International Human Rights Law
The international human rights system has the state at its centre: it is the state that ratifies treaties and thereby obliges itself to respect, protect and fulfill the rights contained therein, including the right to education. And it is the state that must report on its own implementation and that can be “named and shamed” in public for not doing so. Treaties specify mechanisms for how the international community can hold the state to account, exerting pressure from above.
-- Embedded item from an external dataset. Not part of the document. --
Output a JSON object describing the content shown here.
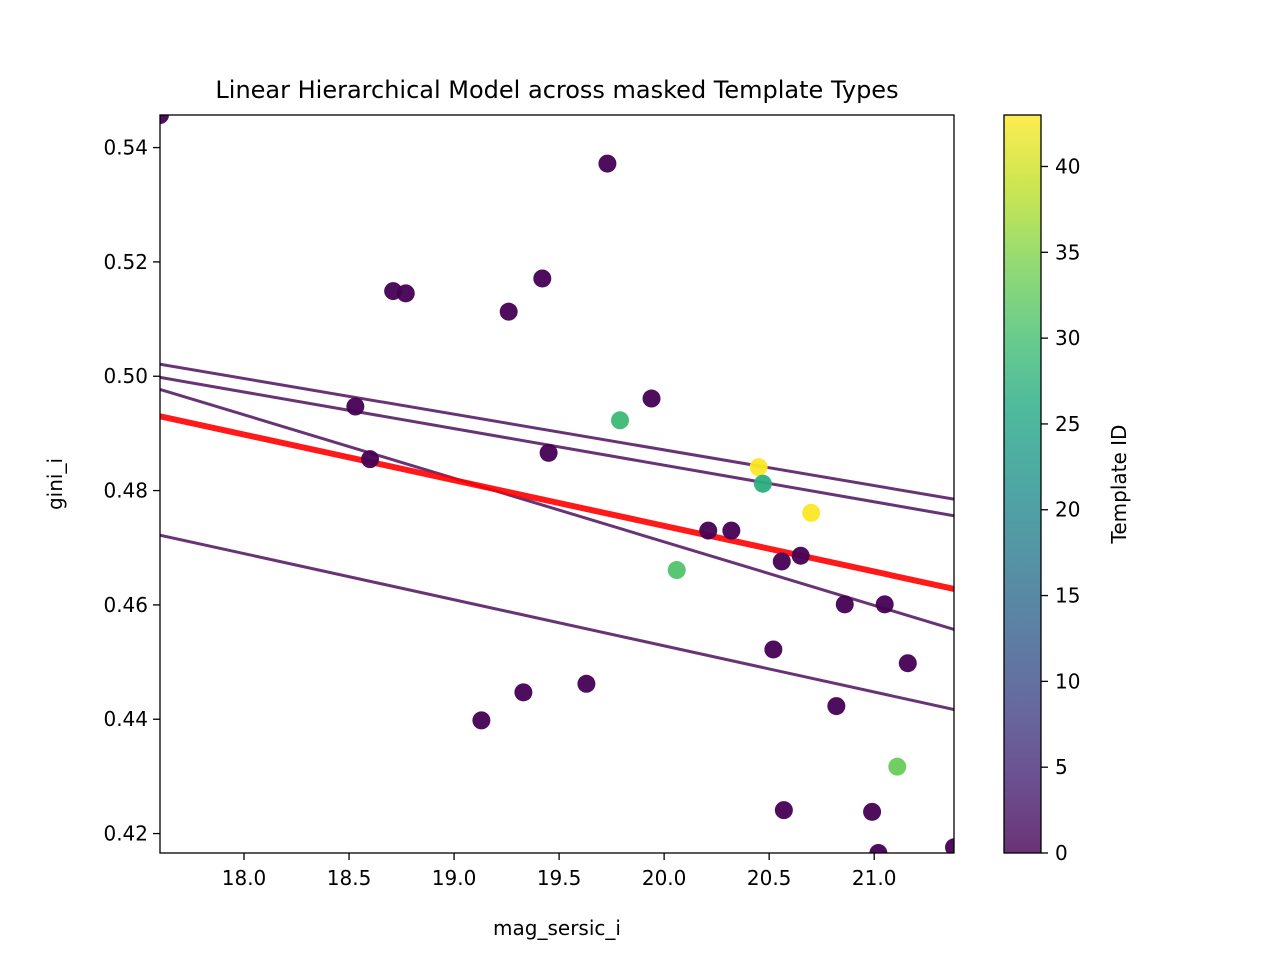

Such mechanisms can be very powerful – for better or for worse (when they become overtly politicised), so it is the challenge of campaigners and courts to make sure that those whose rights have been violated by the state know about and use these procedures for ensuring legal accountability.
The United Nations system, created in 1945 with the UN Charter, depends on the level of interest, willingness and participation demonstrated by states as signatories to treaties, as authors of reports on the progress and rate of implementation of rights, and as parties to face-to-face meetings. With regard to human rights, the UN works within two parallel dimensions. On the one hand, it runs a peer system (called Universal Periodic Review), where states assess each other’s performance and record, placing pressure on each other - or avoid doing so for political reasons. On the other, it works as a system of independent experts (via the Committees of the various Conventions, but also thematic and country specific Special Procedures), who examine, interpret, assess, critique and give recommendations on the efforts of countries on the background of normative texts and internationally binding law.
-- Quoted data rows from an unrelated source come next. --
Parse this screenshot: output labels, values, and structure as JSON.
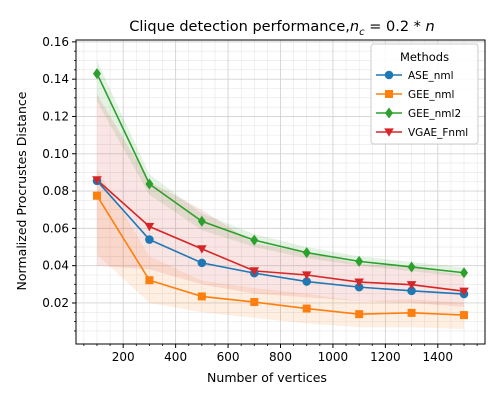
{
  "chart_data": {
    "type": "line",
    "title_main": "Clique detection performance,",
    "title_math": {
      "var": "n",
      "sub": "c",
      "rest": " = 0.2 * ",
      "var2": "n"
    },
    "xlabel": "Number of vertices",
    "ylabel": "Normalized Procrustes Distance",
    "xlim": [
      20,
      1580
    ],
    "ylim": [
      -0.002,
      0.161
    ],
    "x_ticks": [
      200,
      400,
      600,
      800,
      1000,
      1200,
      1400
    ],
    "y_ticks": [
      0.02,
      0.04,
      0.06,
      0.08,
      0.1,
      0.12,
      0.14,
      0.16
    ],
    "y_tick_labels": [
      "0.02",
      "0.04",
      "0.06",
      "0.08",
      "0.10",
      "0.12",
      "0.14",
      "0.16"
    ],
    "grid": true,
    "legend_title": "Methods",
    "legend_position": "upper-right",
    "x": [
      100,
      300,
      500,
      700,
      900,
      1100,
      1300,
      1500
    ],
    "series": [
      {
        "name": "ASE_nml",
        "color": "#1f77b4",
        "marker": "circle",
        "values": [
          0.0855,
          0.054,
          0.0415,
          0.036,
          0.0315,
          0.0285,
          0.0265,
          0.0248
        ],
        "band": null
      },
      {
        "name": "GEE_nml",
        "color": "#ff7f0e",
        "marker": "square",
        "values": [
          0.0775,
          0.0322,
          0.0235,
          0.0205,
          0.017,
          0.014,
          0.0147,
          0.0135
        ],
        "band": {
          "lower": [
            0.046,
            0.02,
            0.015,
            0.012,
            0.009,
            0.007,
            0.007,
            0.006
          ],
          "upper": [
            0.092,
            0.045,
            0.032,
            0.028,
            0.025,
            0.021,
            0.022,
            0.02
          ]
        }
      },
      {
        "name": "GEE_nml2",
        "color": "#2ca02c",
        "marker": "diamond",
        "values": [
          0.143,
          0.0838,
          0.0638,
          0.0537,
          0.047,
          0.0423,
          0.0393,
          0.0362
        ],
        "band": {
          "lower": [
            0.128,
            0.078,
            0.059,
            0.05,
            0.044,
            0.04,
            0.037,
            0.034
          ],
          "upper": [
            0.15,
            0.089,
            0.068,
            0.057,
            0.05,
            0.045,
            0.042,
            0.039
          ]
        }
      },
      {
        "name": "VGAE_Fnml",
        "color": "#d62728",
        "marker": "triangle-down",
        "values": [
          0.086,
          0.061,
          0.049,
          0.0372,
          0.035,
          0.0312,
          0.0298,
          0.0263
        ],
        "band": {
          "lower": [
            0.04,
            0.038,
            0.03,
            0.025,
            0.023,
            0.021,
            0.02,
            0.018
          ],
          "upper": [
            0.132,
            0.085,
            0.07,
            0.052,
            0.047,
            0.041,
            0.039,
            0.035
          ]
        }
      }
    ]
  }
}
All major UN human rights Conventions (explained via the links below) have provisions relevant to education, non-discrimination or access to justice, and they can all be signed by states. It matters whether a state has ratified or acceded a particular Convention, signed it, or merely indicated its intention to do so, as it will consequently be legally bound by that Convention to a corresponding degree. Furthermore, it is very important to note whether states have lodged any reservations or declarations, preventing the Convention in question from having full effect at the national level. Lastly, some Conventions, either in their core text or in Optional Protocols, specify routes of individual complaints to the different Committees of independent experts. All these aspects must be checked before contemplating legal action at this level.